My name in Honderek," the young man introduced himself. "I am king of the giants. My wife and queen is Hondara."

"How did you get here," asked Tat, "and get caught by that magician?"

"We had romantic ideas about spending our honeymoon in the Enchanted Forest," replied Honderek. "The warnings we received only made us want to do it all the more. We expected that the experience would make us wise enough to be good rulers. And it has--in a way we did not expect."

"We assumed we could outwit any evil power we met here," said Hondara.

"Only we failed to reckon on the ways our own hearts could go wrong," added Honderek. "I assumed I had no jealousy within me so I took no steps to control it. That allowed that magician to control it for me."

"How did you turn into a dragon?" asked Tat.

"By acting like one," Honderek replied. "It was my own magic that did it. It turned against me because of my jealous rage. I couldn't see that Hondara had been turned into the tree I was striking because of the fantasies the magician was putting into my head. Not until I saw you sitting in the tree, surrounded by such a lovely rainbow, did I begin to see the truth."

"I can't make rainbows," Tat insisted.

"It waited for you to come," said Hondara.

"I--help! Where's my hand?"

Now Tat realized that in place of his left hand, he had a rabbit's paw. Honderek took the paw in his hand and examined it.

"It appears to be a perfectly healthy paw," the giant chuckled. "At least the rest of you is still a healthy boy."

"You shouldn't have put your fist through that rainbow," Hondara chided him.

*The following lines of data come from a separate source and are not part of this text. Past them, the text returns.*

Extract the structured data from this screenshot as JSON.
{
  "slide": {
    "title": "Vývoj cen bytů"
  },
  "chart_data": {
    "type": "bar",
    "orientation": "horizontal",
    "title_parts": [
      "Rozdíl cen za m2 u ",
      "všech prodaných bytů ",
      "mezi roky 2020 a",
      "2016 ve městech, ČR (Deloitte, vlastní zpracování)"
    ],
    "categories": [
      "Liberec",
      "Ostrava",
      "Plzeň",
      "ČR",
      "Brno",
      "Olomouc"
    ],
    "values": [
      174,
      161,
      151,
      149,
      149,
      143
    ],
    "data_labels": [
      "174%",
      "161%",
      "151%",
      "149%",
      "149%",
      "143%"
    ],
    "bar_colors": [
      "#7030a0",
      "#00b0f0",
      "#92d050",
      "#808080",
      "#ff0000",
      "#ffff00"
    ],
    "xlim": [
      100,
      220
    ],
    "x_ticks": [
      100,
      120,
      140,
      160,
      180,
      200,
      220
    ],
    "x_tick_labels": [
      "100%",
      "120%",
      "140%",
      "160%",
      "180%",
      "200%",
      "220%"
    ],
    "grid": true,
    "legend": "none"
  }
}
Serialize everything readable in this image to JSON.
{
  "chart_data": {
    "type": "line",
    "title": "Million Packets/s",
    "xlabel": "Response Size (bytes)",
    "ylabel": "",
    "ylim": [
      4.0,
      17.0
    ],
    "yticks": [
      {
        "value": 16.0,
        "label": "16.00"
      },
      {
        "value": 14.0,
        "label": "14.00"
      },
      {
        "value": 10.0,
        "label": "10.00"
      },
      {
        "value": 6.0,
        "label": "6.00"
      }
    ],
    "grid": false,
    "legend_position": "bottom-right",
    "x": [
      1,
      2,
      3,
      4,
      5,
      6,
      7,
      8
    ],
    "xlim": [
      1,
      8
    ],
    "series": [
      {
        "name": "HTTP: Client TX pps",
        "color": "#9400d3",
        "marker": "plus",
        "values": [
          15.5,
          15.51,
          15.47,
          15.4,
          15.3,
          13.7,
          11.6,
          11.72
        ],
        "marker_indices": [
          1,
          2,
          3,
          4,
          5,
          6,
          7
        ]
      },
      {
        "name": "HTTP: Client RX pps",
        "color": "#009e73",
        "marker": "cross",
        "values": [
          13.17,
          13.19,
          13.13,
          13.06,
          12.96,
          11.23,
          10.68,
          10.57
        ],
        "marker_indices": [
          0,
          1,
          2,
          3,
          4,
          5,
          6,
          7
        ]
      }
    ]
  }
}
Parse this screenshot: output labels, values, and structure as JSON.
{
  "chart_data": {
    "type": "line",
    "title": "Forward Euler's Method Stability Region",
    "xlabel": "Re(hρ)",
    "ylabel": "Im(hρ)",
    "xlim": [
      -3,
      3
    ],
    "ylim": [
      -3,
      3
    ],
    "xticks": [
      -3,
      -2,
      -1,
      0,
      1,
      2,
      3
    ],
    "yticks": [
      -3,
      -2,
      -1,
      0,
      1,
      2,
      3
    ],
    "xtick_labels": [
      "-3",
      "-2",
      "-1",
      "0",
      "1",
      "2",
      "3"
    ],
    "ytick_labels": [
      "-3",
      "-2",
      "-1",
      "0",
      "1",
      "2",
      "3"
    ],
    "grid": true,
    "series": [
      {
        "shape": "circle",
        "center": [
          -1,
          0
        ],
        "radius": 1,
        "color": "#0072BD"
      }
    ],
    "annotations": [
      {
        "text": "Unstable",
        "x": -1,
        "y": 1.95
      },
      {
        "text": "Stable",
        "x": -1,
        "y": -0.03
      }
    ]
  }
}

"I guess not," said Tat. "I should have know better. But I'm glad I showed that little man what I think of him."

"And you're glad your hand turned into a rabbit's paw?" Honderek teased him.

"No--but--what am I going to do with it?"

"Learn how to use a rabbit's paw the way a rabbit does," Hondara suggested. "Rabbits get on very well with two of them."

"Don't make fun of my paw!"

"But you're being so funny about it," said Honderek. "You just have to learn how to be a rabbit, too."

"I'm not a rabbit!"

Hondara took the paw in her hands and stroked it gently. The warm feeling her caress gave him made him almost glad he had the paw.

"So soft and furry," Hondara cooed. "But perhaps inconvenient when you're busy being a boy instead of a rabbit. I guess Honderek and I have been too caught up in our own happiness to think of what it has cost you. It's really all our fault."

"That's all right," said Tat hastily.

"And we still don't know who you are," said Hondara.

"Neither does anybody else. I'm just Tat."

"Tat all?" Honderek laughed. "Like tat name?"

"That's a wonderful name," Hondara assured Tat as she kissed him on the cheek before he could pull away from her.

"I take it you live in this forest," said Honderek.

"Of course," Tat answered. "I live with the Hermit."

"You do?" exclaimed Honara. "Then you must be the luckiest boy in the world."

"I think I am."

"Would you like a ride home?" Honderek offered.

"I'd love it!"

"Should I be me, or would you like a dragon ride?"

"You're not a dragon any more, are you?"

"I can be a good dragon anytime I wish."

"Oh. I think I may want to ride a dragon another time--like tomorrow--but today I'm a little nervous about dragons."

"So am I," added Hondara.

"Then I'll be myself and you can be yourself," said Honderek as he hoisted Tat up on his broad shoulders.

"Almost myself," Tat corrected him as he fondled his new rabbit's paw.